Reusable containers

Container reuse is an optimization feature that allows you to reuse containers across multiple task executions. This reduces container startup overhead and improves resource efficiency, especially for frequent, short-duration tasks.

How It Works

By default, Flyte creates a new container for each task execution. Container reuse changes this by maintaining a pool of persistent containers that can handle multiple task executions. When you configure a TaskEnvironment with a ReusePolicy, Flyte:

  1. Creates a pool of persistent containers
  2. Routes task executions to available container instances
  3. Manages container lifecycle with configurable timeouts
  4. Supports concurrent task execution within containers (for async tasks)

Basic Usage

Enable container reuse by adding a ReusePolicy to your TaskEnvironment:

The reusable containers feature currently requires a dedicated runtime library ( unionai-reuse) to be installed in the task image used by the reusable task. You can add this library to your task image using the flyte.Image.with_pip_packages method, as shown below. This library only needs to be added to the task image. It does not need to be installed in your local development environment.

import flyte

# Currently required to enable resuable containers
reusable_image = flyte.Image.from_debian_base().with_pip_packages("unionai-reuse>=0.1.3")
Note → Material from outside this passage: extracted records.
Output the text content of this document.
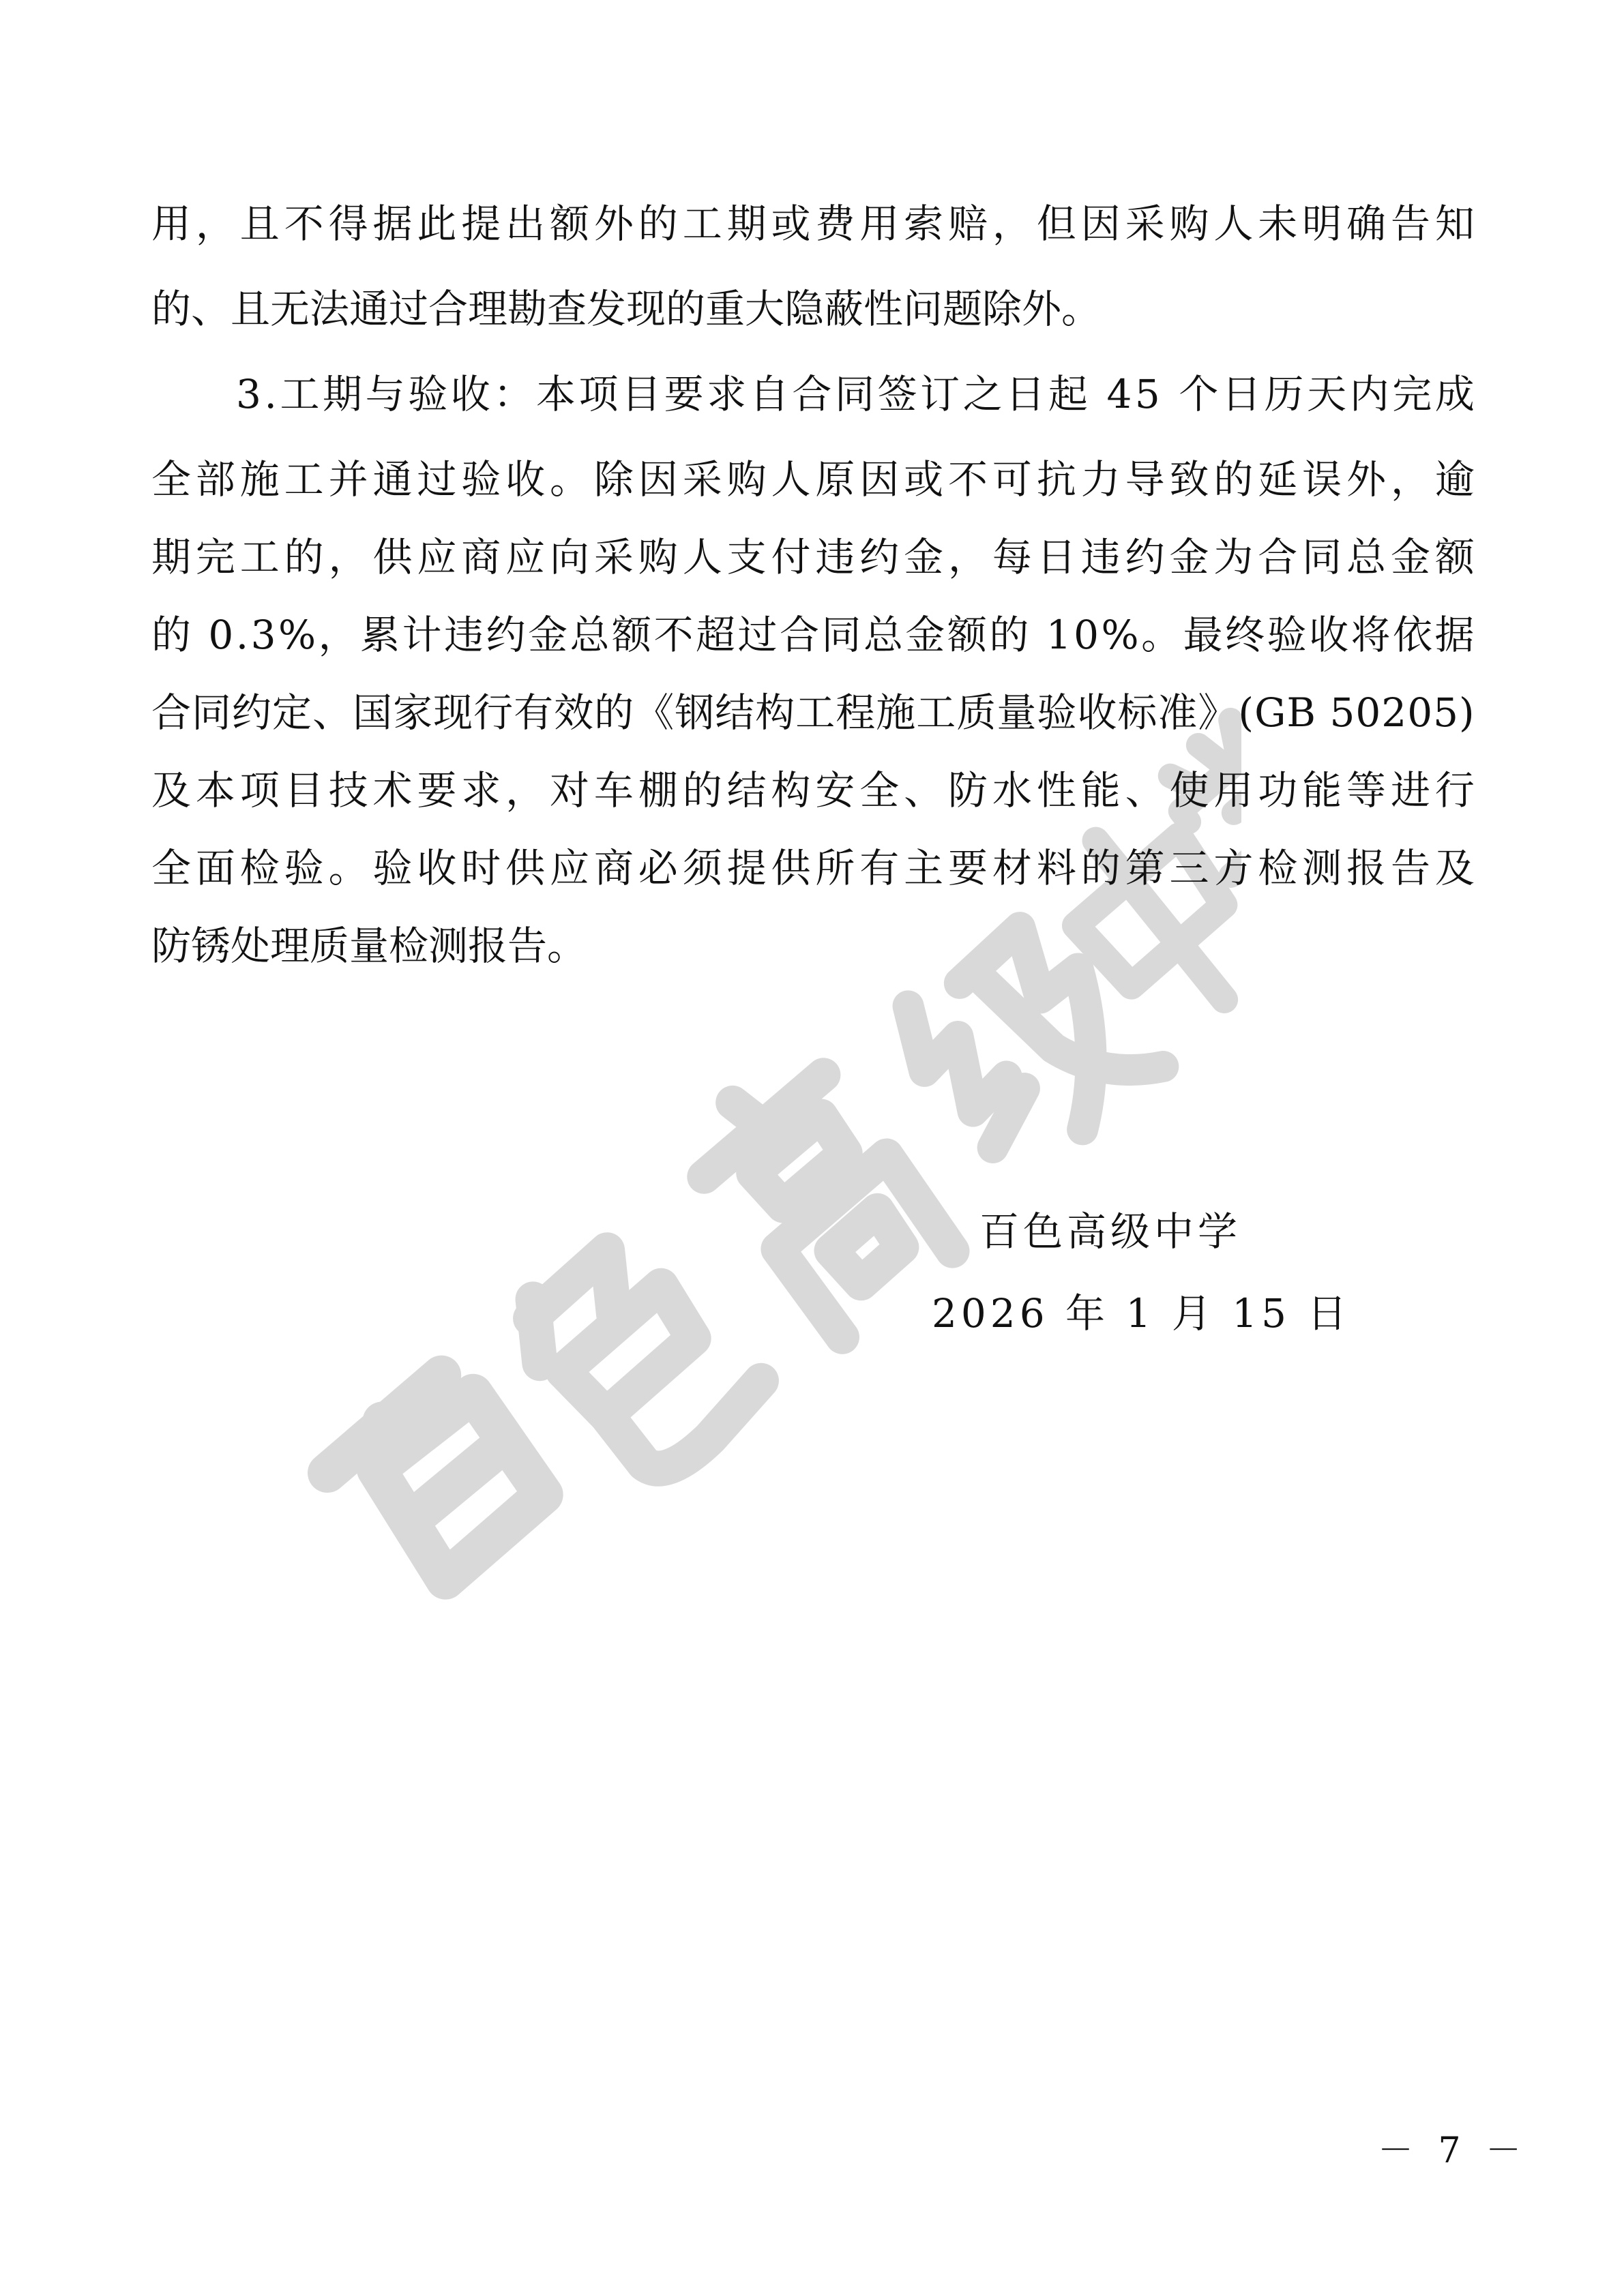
用 ， 且 不 得 据 此 提 出 额 外 的 工 期 或 费 用 索 赔 ， 但 因 采 购 人 未 明 确 告 知
的、且无法通过合理勘查发现的重大隐蔽性问题除外。
3 . 工 期 与 验 收 ： 本 项 目 要 求 自 合 同 签 订 之 日 起
4 5
个 日 历 天 内 完 成
全 部 施 工 并 通 过 验 收 。 除 因 采 购 人 原 因 或 不 可 抗 力 导 致 的 延 误 外 ， 逾
期 完 工 的 ， 供 应 商 应 向 采 购 人 支 付 违 约 金 ， 每 日 违 约 金 为 合 同 总 金 额
的
0 . 3 % ， 累 计 违 约 金 总 额 不 超 过 合 同 总 金 额 的
1 0 % 。 最 终 验 收 将 依 据
合 同 约 定 、 国 家 现 行 有 效 的 《 钢 结 构 工 程 施 工 质 量 验 收 标 准 》 ( G B
5 0 2 0 5 )
及 本 项 目 技 术 要 求 ， 对 车 棚 的 结 构 安 全 、 防 水 性 能 、 使 用 功 能 等 进 行
全 面 检 验 。 验 收 时 供 应 商 必 须 提 供 所 有 主 要 材 料 的 第 三 方 检 测 报 告 及
防锈处理质量检测报告。
百色高级中学
2026 年 1 月 15 日
－ 7 －
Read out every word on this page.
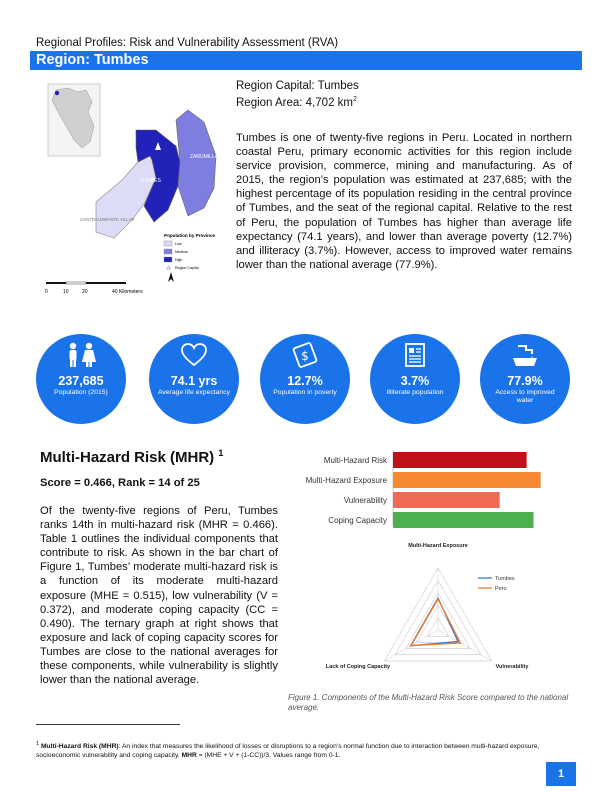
Regional Profiles: Risk and Vulnerability Assessment (RVA)
Region: Tumbes
ZARUMILLA
TUMBES
CONTRALMIRANTE VILLAR
Population by Province
☆
Low
Medium
High
Region Capital
0	10	20	40 Kilometers
Region Capital: Tumbes
Region Area: 4,702 $km^2$
Tumbes is one of twenty-five regions in Peru. Located in northern coastal Peru, primary economic activities for this region include service provision, commerce, mining and manufacturing. As of 2015, the region’s population was estimated at 237,685; with the highest percentage of its population residing in the central province of Tumbes, and the seat of the regional capital. Relative to the rest of Peru, the population of Tumbes has higher than average life expectancy (74.1 years), and lower than average poverty (12.7%) and illiteracy (3.7%). However, access to improved water remains lower than the national average (77.9%).
237,685
Population (2015)
74.1 yrs
Average life expectancy
$
12.7%
Population in poverty
3.7%
Illiterate population
77.9%
Access to improved water
Multi-Hazard Risk (MHR) $^1$
Score = 0.466, Rank = 14 of 25
Of the twenty-five regions of Peru, Tumbes ranks 14th in multi-hazard risk (MHR = 0.466). Table 1 outlines the individual components that contribute to risk. As shown in the bar chart of Figure 1, Tumbes’ moderate multi-hazard risk is a function of its moderate multi-hazard exposure (MHE = 0.515), low vulnerability (V = 0.372), and moderate coping capacity (CC = 0.490). The ternary graph at right shows that exposure and lack of coping capacity scores for Tumbes are close to the national averages for these components, while vulnerability is slightly lower than the national average.
Multi-Hazard Risk
Multi-Hazard Exposure
Vulnerability
Coping Capacity
Tumbes
Peru
Multi-Hazard Exposure
Vulnerability
Lack of Coping Capacity
Figure 1. Components of the Multi-Hazard Risk Score compared to the national average.
$^1$ Multi-Hazard Risk (MHR): An index that measures the likelihood of losses or disruptions to a region’s normal function due to interaction between multi-hazard exposure, socioeconomic vulnerability and coping capacity. MHR = (MHE + V + (1-CC))/3. Values range from 0-1.
1
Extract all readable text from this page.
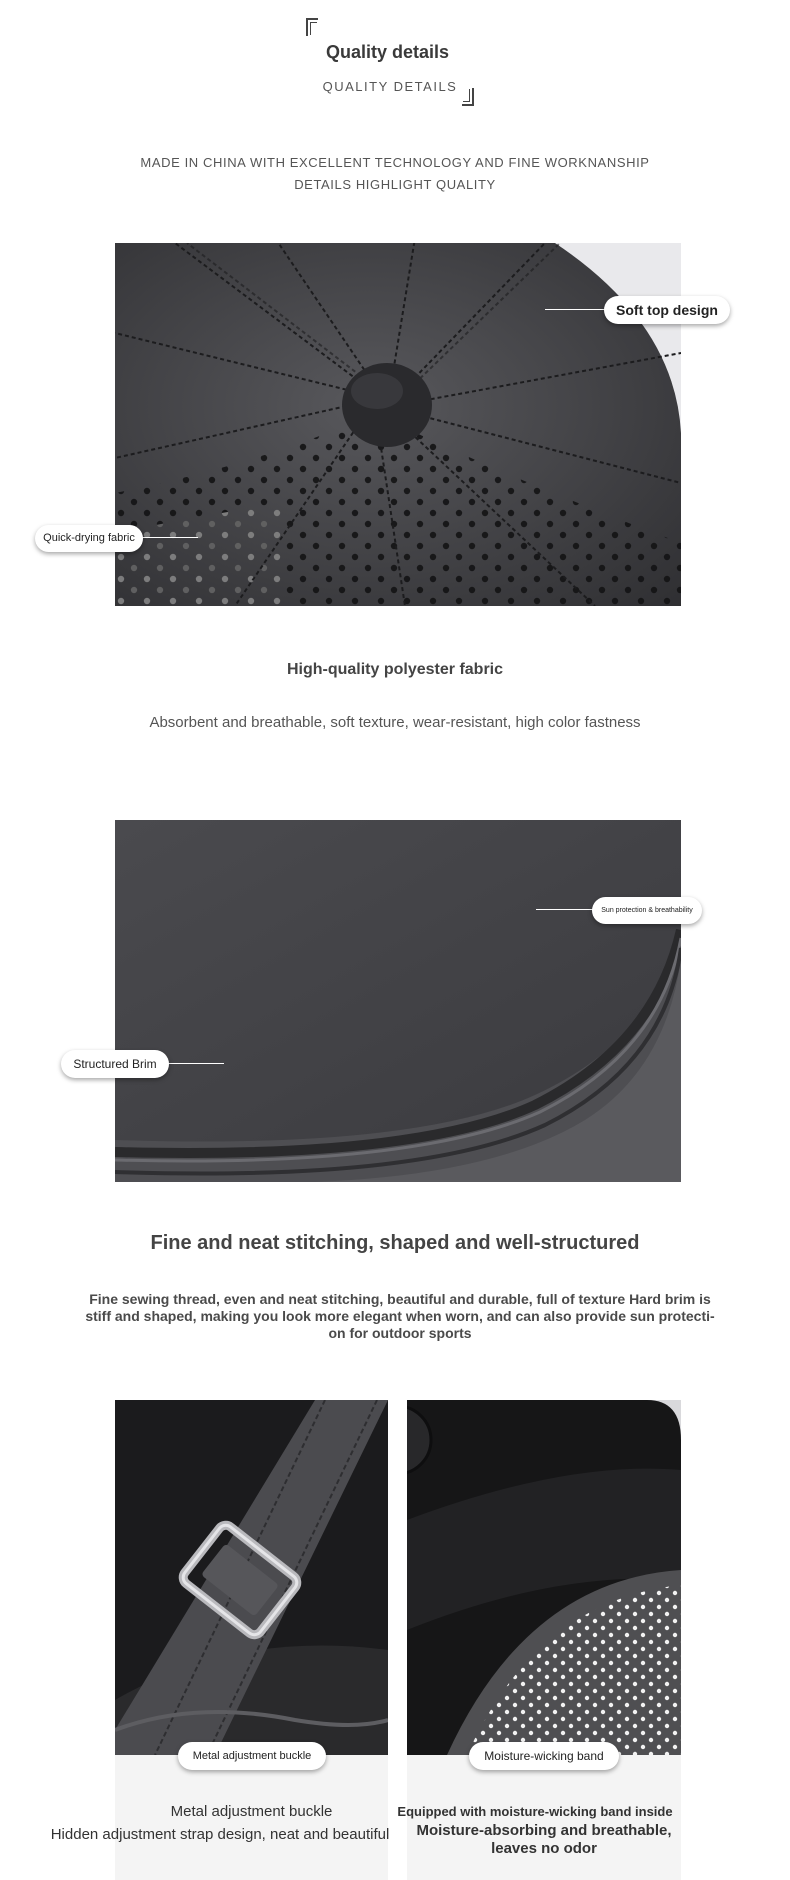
Quality details
QUALITY DETAILS
MADE IN CHINA WITH EXCELLENT TECHNOLOGY AND FINE WORKNANSHIP
DETAILS HIGHLIGHT QUALITY
Soft top design
Quick-drying fabric
High-quality polyester fabric
Absorbent and breathable, soft texture, wear-resistant, high color fastness
Sun protection & breathability
Structured Brim
Fine and neat stitching, shaped and well-structured
Fine sewing thread, even and neat stitching, beautiful and durable, full of texture Hard brim is
stiff and shaped, making you look more elegant when worn, and can also provide sun protecti-
on for outdoor sports
Metal adjustment buckle
Metal adjustment buckle
Hidden adjustment strap design, neat and beautiful
Moisture-wicking band
Equipped with moisture-wicking band inside
Moisture-absorbing and breathable,
leaves no odor
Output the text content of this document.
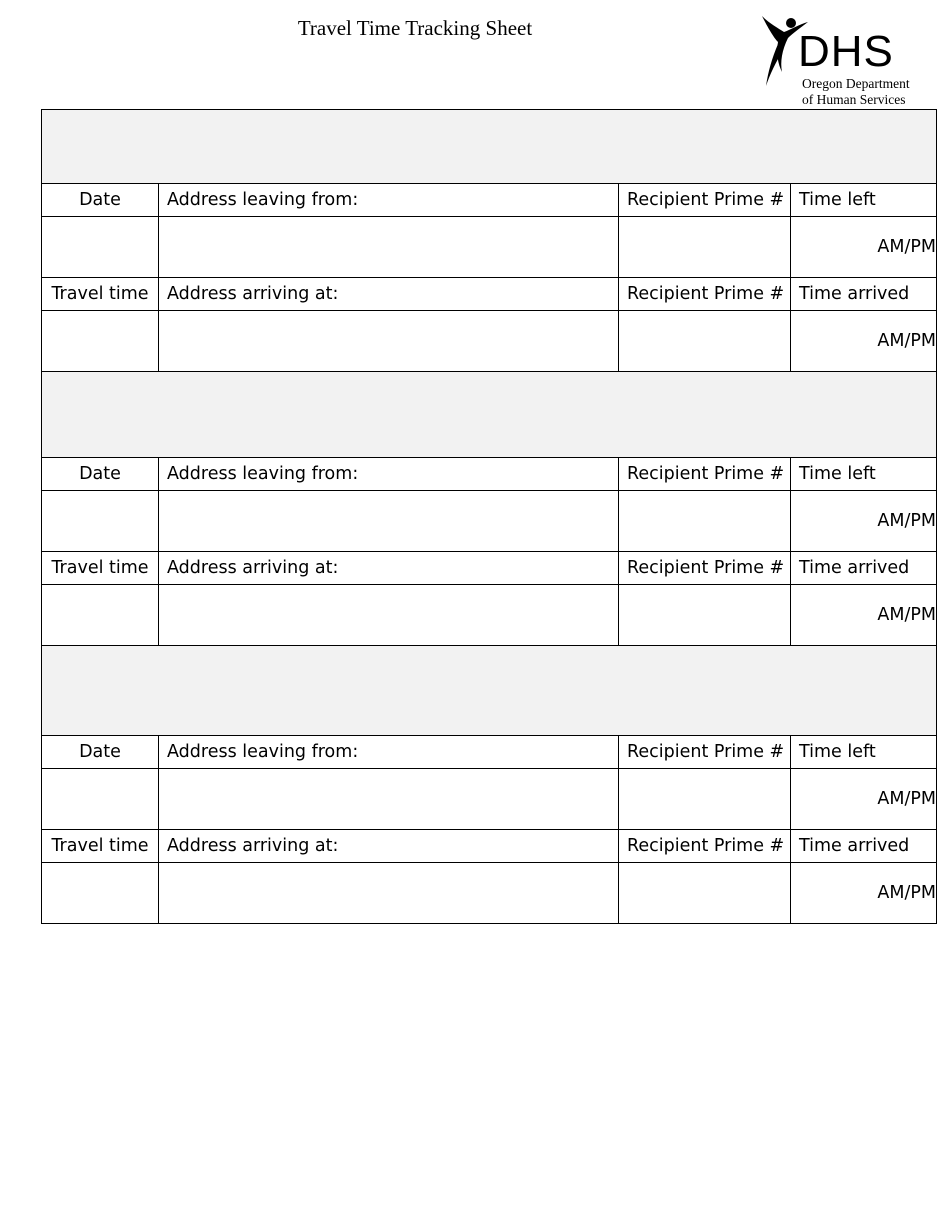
Travel Time Tracking Sheet	DHS
Oregon Department
of Human Services

Date	Address leaving from:	Recipient Prime #	Time left
			AM/PM
Travel time	Address arriving at:	Recipient Prime #	Time arrived
			AM/PM

Date	Address leaving from:	Recipient Prime #	Time left
			AM/PM
Travel time	Address arriving at:	Recipient Prime #	Time arrived
			AM/PM

Date	Address leaving from:	Recipient Prime #	Time left
			AM/PM
Travel time	Address arriving at:	Recipient Prime #	Time arrived
			AM/PM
env = flyte.TaskEnvironment(
    name="reusable-env",
    resources=flyte.Resources(memory="1Gi", cpu="500m"),
    reusable=flyte.ReusePolicy(
        replicas=2,        # Number of container instances
        idle_ttl=300       # 5 minutes idle timeout
    ),
    image=reusable_image  # Use the container image augmented with the unionai-reuse library.
)

@env.task
async def compute_task(x: int) -> int:
    return x * x

@env.task
async def main() -> list[int]:
    # These tasks will reuse containers from the pool
    results = []
    for i in range(10):
        result = await compute_task(i)
        results.append(result)
    return results

Configuration

ReusePolicy Parameters

  • replicas: Number of container instances in the pool (e.g., 2 or (2, 5) for auto-scaling). Note: Autoscaling is coming soon.
  • idle_ttl: How long containers stay alive without processing tasks (in seconds)
reuse_policy = flyte.ReusePolicy(
    replicas=3,
    idle_ttl=600  # 10 minutes
)

Common Use Cases

Machine Learning Inference

Ideal for ML workloads where model loading is expensive:

ml_env = flyte.TaskEnvironment(
    name="ml-inference",
    resources=flyte.Resources(memory="4Gi", cpu="2", gpu="1"),
    reusable=flyte.ReusePolicy(replicas=2, idle_ttl=1800)  # 30 minutes
)

# Model loaded once per container
model = None

@ml_env.task
async def predict(data: list[float]) -> float:
    global model
    if model is None:
        model = load_expensive_model()  # Only happens once per container
    return model.predict(data)

Batch Processing

Efficient for processing many small items:

batch_env = flyte.TaskEnvironment(
    name="batch-processor",
    reusable=flyte.ReusePolicy(
        replicas=4,
        idle_ttl=300
    )
)

@batch_env.task
async def process_item(item: dict) -> dict:
    return {"processed": item["data"], "result": transform(item)}

@flyte.workflow
async def batch_workflow(items: list[dict]) -> list[dict]:
    results = await flyte.map_task(process_item)(item=items)
    return results

Best Practices

Task Design

Design tasks to be stateless and avoid global state modifications:

# ✅ Good: Stateless task
@env.task
async def process_data(data: dict) -> dict:
    result = transform_data(data)  # No side effects
    return result

# ❌ Avoid: Tasks with global state
cache = {}  # Global state

@env.task
async def stateful_task(data: dict) -> dict:
    cache[data["id"]] = data  # State leaks between executions
    return data

Resource Sizing

Size resources appropriately for your workload:

# Right-sized for workload
env = flyte.TaskEnvironment(
    name="optimized",
    resources=flyte.Resources(memory="1Gi", cpu="500m"),
    reusable=flyte.ReusePolicy(
        replicas=3,      # Based on expected load
        idle_ttl=600    # Reasonable cleanup interval    )
)

When to Use Container Reuse

Ideal for:

  • Frequent, short-duration tasks
  • Tasks with expensive initialization (model loading, database connections)
  • Batch processing workloads
  • Development and testing scenarios

Avoid for:

  • Long-running tasks that occupy containers for extended periods
  • Tasks that consume large amounts of memory without cleanup
  • Tasks that modify global state or have persistent side effects
  • Environments requiring strict resource isolation

Container reuse provides significant performance improvements for appropriate workloads while maintaining the reliability and observability of the Flyte execution environment.